Italy borders tighten amid terror fears

Government poised to make fighting for ISIS illegal

21 January 2015, 18:38

ANSA Editorial

ANSACheck

- ALL RIGHTS RESERVED

-     ALL RIGHTS RESERVED
- ALL RIGHTS RESERVED

(ANSA) Rome, January, 21 - The Italian police force Wednesday ordered frontier controls be bolstered amid the scare caused by January's Islamist terrorist attacks in France.
    "The growing security demands deriving from the current international scenario make it necessary to strengthen and optimize (border controls)," read a circular letter issued by the police's central migration directorate. The letter tells officers working at border to make "systematic use" of databases to help combat international terrorism.
    The circular was greeted sceptically, however, by the secretary of the Police officers' union SAP, Gianni Tonelli, who said "the Interior Ministry wants to reinforce frontier controls, both European and extra Schengen, because of the terrorism emergency, but the new circular...is the latest leg-pull because the government is getting ready to close important maritime and air frontier offices". Frontier control offices are set to close in Trieste, Pescara, Gorizia and Gioia Tauro, Tonelli said.
    Italy also is considering passing a decree law to make it illegal for Italians to fight for Islamic State (ISIS) in Syria and Iraq, Italian Undersecretary for Home Affairs Domenico Manzione said.
    Premier Matteo Renzi's cabinet could pass the decree on foreign fighters as soon as Thursday, Manzione told reporters on the fringes of the inauguration of a museum on the Shoah in Florence.
    The text of the law "would foresee the possibility of introducing into our order sanctions against people who are enrolled to go and fight abroad," he said.
    "We all have a problem in Europe of the so-called returning fighters from war zones," he added. "We have it less than other European countries but since the phenomenon is there the government seriously is considering approving a decree law for Thursday, or otherwise a delegate law, that would deal with this subject".
    Manzione also said it had been "prudent" of authorities to expel from Italy Furkan Semih Dundar, a Turkish student at the elite Scuola Normale in Pisa, after the Turk was quoted as saying in emails that he wanted to blow up an embassy.
    In Brussels, EU anti-terrorism czar Gilles De Kerchove was quoted saying the European Union needs more political will to defeat terrorism, using better the mechanisms already at its disposal.
    "We must mobilise political will to amplify and accelerate the realisation of measures already decided in the (European) Council of June 2013 and make better use of the EU mechanisms, including the revised Strategy to fight radicalisation and recruitment of terrorism," he was quoted saying.
    De Kerchove made his remarks in a confidential document presented Tuesday to delegates from the 28 member states at the EU's Operational Committee for Internal Security (COSI) that was held ahead of an informal EU interior ministers' meeting being held in Riga, the Latvian capital.
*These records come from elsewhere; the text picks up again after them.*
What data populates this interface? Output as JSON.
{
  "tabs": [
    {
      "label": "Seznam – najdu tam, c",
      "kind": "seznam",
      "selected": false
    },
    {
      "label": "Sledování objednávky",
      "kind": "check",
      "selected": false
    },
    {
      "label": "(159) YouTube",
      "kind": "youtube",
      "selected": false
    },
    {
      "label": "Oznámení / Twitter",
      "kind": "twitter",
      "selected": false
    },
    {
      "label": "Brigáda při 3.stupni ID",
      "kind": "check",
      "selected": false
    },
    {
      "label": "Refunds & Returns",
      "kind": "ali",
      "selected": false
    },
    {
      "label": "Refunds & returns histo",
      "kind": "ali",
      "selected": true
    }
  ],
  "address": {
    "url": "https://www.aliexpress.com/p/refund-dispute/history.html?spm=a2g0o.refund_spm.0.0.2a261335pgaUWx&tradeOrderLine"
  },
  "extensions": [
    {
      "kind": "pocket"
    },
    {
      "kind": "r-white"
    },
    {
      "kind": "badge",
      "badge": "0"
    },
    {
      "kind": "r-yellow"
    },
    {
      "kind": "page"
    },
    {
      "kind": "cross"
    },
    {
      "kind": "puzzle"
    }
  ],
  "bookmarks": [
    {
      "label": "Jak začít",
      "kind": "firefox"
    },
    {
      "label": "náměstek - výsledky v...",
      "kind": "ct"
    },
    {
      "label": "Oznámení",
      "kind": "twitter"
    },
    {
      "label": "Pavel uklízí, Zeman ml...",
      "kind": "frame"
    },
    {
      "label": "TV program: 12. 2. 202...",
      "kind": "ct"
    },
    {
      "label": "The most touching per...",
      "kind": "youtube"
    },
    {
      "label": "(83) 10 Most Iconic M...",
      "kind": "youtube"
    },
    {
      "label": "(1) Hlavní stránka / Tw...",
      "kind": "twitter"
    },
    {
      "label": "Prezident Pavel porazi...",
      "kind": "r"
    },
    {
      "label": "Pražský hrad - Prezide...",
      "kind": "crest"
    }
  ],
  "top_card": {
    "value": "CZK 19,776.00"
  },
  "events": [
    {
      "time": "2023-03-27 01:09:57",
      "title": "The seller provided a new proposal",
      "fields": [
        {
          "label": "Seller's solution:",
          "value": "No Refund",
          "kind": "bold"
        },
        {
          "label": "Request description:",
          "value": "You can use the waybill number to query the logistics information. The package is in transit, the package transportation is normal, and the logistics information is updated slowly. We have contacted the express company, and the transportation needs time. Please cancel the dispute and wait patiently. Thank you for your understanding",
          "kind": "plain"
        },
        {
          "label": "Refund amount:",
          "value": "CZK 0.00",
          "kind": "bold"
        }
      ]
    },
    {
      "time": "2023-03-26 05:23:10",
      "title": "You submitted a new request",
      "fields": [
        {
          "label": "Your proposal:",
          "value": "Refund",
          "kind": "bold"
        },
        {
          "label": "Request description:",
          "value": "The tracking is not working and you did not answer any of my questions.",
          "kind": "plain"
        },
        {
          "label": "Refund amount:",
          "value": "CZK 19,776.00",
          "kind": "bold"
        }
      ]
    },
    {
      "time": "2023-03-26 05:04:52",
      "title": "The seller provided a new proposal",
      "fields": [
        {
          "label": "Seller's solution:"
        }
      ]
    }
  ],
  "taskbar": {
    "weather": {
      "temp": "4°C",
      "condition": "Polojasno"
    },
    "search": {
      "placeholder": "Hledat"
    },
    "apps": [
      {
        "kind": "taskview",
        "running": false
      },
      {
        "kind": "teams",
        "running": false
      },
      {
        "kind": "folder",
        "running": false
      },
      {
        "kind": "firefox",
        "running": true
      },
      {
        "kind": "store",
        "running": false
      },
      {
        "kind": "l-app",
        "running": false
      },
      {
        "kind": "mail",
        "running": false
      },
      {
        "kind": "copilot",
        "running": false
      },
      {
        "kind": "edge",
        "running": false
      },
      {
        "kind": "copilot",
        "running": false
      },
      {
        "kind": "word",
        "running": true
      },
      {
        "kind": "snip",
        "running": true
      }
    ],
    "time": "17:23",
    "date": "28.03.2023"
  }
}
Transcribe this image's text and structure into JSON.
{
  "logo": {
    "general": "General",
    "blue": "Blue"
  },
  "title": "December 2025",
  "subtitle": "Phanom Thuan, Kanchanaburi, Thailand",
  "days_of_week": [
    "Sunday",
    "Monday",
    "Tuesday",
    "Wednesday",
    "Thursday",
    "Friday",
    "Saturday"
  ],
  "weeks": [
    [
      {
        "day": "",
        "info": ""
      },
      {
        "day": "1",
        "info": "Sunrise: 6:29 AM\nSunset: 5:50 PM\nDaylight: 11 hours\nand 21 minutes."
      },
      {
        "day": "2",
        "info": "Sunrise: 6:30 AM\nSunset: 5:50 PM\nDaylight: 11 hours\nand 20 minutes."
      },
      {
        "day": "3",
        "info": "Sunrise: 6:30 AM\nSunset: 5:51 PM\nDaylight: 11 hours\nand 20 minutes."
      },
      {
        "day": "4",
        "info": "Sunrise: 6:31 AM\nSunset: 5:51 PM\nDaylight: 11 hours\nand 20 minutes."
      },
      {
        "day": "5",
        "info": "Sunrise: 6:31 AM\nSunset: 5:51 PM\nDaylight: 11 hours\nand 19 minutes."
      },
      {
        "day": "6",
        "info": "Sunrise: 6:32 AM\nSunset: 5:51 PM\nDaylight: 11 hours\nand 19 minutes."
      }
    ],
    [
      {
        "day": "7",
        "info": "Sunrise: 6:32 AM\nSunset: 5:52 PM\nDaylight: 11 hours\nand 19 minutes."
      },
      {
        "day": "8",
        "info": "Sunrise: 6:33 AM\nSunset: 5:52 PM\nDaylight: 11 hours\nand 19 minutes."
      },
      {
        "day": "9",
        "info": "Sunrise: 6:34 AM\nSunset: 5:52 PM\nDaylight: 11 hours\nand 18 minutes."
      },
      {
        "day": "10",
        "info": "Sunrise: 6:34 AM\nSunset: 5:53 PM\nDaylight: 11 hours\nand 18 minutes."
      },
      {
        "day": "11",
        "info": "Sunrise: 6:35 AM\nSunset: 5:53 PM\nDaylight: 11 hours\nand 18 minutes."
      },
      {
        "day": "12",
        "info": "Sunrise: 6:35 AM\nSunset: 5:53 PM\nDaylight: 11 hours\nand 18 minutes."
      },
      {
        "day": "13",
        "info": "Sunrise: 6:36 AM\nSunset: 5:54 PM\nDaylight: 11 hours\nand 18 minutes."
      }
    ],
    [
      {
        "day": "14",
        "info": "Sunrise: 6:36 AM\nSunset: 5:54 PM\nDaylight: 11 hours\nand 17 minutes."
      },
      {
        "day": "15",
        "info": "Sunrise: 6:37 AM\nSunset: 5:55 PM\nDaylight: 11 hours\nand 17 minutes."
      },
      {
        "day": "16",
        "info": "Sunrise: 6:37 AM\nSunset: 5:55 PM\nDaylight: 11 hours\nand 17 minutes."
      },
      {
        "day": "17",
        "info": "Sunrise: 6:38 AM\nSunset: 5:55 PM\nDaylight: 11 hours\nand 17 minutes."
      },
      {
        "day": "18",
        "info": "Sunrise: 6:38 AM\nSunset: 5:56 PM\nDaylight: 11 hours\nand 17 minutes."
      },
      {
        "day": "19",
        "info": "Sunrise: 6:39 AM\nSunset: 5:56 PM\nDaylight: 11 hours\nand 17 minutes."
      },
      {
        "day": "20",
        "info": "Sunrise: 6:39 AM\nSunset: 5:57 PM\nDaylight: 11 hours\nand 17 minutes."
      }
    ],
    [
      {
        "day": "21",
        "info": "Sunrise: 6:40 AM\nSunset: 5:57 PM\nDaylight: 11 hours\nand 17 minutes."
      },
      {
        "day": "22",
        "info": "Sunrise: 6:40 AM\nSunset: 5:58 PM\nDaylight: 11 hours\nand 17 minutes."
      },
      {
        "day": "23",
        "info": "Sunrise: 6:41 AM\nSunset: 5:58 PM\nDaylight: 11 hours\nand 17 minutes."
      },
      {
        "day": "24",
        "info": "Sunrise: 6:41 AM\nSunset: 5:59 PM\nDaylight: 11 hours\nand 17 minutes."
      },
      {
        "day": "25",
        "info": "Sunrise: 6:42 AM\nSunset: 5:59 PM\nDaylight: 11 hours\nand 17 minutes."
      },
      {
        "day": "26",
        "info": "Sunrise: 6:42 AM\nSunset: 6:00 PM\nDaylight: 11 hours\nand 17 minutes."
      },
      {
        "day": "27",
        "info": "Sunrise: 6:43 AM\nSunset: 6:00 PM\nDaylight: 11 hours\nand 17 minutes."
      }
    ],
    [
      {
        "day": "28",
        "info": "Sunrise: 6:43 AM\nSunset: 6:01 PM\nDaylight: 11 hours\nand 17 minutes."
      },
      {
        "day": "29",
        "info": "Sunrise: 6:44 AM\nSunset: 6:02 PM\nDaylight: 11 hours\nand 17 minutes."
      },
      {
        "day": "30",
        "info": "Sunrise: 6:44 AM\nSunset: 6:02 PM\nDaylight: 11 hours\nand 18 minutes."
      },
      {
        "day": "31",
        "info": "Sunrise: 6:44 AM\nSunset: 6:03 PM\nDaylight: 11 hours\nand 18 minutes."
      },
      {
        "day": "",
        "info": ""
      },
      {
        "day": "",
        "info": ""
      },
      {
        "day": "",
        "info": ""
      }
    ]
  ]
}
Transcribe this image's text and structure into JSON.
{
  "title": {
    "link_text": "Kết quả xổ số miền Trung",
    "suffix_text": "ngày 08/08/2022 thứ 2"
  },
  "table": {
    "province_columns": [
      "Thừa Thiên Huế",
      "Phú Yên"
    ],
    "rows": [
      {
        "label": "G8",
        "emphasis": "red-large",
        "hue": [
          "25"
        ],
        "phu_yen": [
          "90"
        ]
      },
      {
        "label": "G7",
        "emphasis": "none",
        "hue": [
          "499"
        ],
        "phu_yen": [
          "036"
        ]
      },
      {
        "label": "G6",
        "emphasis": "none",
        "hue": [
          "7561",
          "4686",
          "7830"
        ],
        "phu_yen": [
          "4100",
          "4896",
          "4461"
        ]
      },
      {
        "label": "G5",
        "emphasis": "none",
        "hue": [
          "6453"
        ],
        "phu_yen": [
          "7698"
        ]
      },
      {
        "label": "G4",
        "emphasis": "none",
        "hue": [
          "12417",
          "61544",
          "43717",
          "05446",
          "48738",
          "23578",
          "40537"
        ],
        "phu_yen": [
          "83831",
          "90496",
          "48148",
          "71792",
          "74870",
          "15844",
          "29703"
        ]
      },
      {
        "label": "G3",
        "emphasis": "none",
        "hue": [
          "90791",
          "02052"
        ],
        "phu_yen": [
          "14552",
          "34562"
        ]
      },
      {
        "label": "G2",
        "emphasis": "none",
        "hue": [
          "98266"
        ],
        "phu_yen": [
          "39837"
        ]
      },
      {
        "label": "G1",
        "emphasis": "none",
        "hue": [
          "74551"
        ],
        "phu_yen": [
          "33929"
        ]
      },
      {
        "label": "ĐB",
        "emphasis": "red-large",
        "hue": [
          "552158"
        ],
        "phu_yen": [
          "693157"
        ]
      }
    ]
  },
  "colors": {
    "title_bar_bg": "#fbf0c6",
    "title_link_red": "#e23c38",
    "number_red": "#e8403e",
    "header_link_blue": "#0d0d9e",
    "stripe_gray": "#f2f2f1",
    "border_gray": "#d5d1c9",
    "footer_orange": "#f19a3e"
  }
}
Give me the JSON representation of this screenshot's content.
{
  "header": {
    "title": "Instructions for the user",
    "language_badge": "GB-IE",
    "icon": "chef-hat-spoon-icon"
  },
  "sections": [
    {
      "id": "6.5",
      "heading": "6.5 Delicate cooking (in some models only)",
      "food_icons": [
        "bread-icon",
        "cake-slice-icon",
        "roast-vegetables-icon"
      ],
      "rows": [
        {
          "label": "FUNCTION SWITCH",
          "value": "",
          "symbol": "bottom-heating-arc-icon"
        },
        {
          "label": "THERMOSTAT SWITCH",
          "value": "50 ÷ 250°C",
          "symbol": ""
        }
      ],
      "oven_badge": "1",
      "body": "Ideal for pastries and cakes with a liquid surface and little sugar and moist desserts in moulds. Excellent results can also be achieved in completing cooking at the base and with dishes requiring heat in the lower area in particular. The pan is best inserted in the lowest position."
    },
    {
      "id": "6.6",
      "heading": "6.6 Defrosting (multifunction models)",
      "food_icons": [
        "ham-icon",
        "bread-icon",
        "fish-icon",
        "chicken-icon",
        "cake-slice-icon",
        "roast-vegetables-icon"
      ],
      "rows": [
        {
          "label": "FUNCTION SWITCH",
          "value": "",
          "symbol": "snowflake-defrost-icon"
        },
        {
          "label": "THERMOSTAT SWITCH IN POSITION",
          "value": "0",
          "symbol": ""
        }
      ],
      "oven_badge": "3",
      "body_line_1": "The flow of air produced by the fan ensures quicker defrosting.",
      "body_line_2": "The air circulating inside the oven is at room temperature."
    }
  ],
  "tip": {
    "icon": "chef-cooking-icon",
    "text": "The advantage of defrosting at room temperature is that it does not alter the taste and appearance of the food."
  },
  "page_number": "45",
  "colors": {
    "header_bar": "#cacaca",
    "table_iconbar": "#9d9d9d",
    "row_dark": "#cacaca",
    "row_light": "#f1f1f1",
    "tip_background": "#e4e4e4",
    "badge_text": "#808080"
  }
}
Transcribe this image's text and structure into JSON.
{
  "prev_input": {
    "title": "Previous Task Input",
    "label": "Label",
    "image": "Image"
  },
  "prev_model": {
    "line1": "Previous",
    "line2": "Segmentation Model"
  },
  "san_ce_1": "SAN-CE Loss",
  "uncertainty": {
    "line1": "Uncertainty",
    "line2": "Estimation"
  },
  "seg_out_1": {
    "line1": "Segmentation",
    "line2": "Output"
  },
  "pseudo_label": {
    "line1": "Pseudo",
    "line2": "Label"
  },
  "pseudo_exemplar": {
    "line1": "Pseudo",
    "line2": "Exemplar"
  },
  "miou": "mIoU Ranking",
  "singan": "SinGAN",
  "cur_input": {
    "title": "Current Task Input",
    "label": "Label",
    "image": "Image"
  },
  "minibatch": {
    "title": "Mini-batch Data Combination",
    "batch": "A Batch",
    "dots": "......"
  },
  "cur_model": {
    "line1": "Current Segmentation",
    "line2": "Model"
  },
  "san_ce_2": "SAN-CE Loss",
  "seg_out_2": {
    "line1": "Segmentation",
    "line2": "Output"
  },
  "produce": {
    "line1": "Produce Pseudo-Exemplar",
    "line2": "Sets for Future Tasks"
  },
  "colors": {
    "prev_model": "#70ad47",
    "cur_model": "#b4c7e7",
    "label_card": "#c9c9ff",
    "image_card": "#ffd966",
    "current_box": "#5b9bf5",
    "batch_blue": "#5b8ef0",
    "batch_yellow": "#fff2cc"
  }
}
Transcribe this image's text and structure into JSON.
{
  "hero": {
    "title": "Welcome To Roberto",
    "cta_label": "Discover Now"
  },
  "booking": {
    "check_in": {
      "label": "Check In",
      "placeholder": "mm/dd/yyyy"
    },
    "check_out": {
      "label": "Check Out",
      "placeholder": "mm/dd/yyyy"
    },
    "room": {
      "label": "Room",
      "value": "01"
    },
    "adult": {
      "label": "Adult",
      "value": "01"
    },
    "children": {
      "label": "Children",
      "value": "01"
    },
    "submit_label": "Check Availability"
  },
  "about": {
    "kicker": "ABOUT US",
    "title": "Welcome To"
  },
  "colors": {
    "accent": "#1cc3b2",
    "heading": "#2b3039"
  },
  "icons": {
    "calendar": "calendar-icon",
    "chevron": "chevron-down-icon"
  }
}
Meanwhile the Italian intelligence coordinating body Copasir called for more protection for secret service agents working under cover against terror suspects and said the government should make a "significant increase" in the resources available to the intelligence services so that new staff can be hired in delicate operations and new equipment can be purchased to counter cyber terrorism, interior ministry sources said.
    In another development a prosecutor in Calabria, Nicola Gratteri, said he is concerned about the vast supply of arms to western Europe from the former Yugoslavia "which has become a big weapons supermarket, where a Klashnikov costs 750 euros … it is easy to go there and buy arms, not only for the mafias, but also for the terrorist organisations." "But Europe does nothing about this, not having a real common security policy".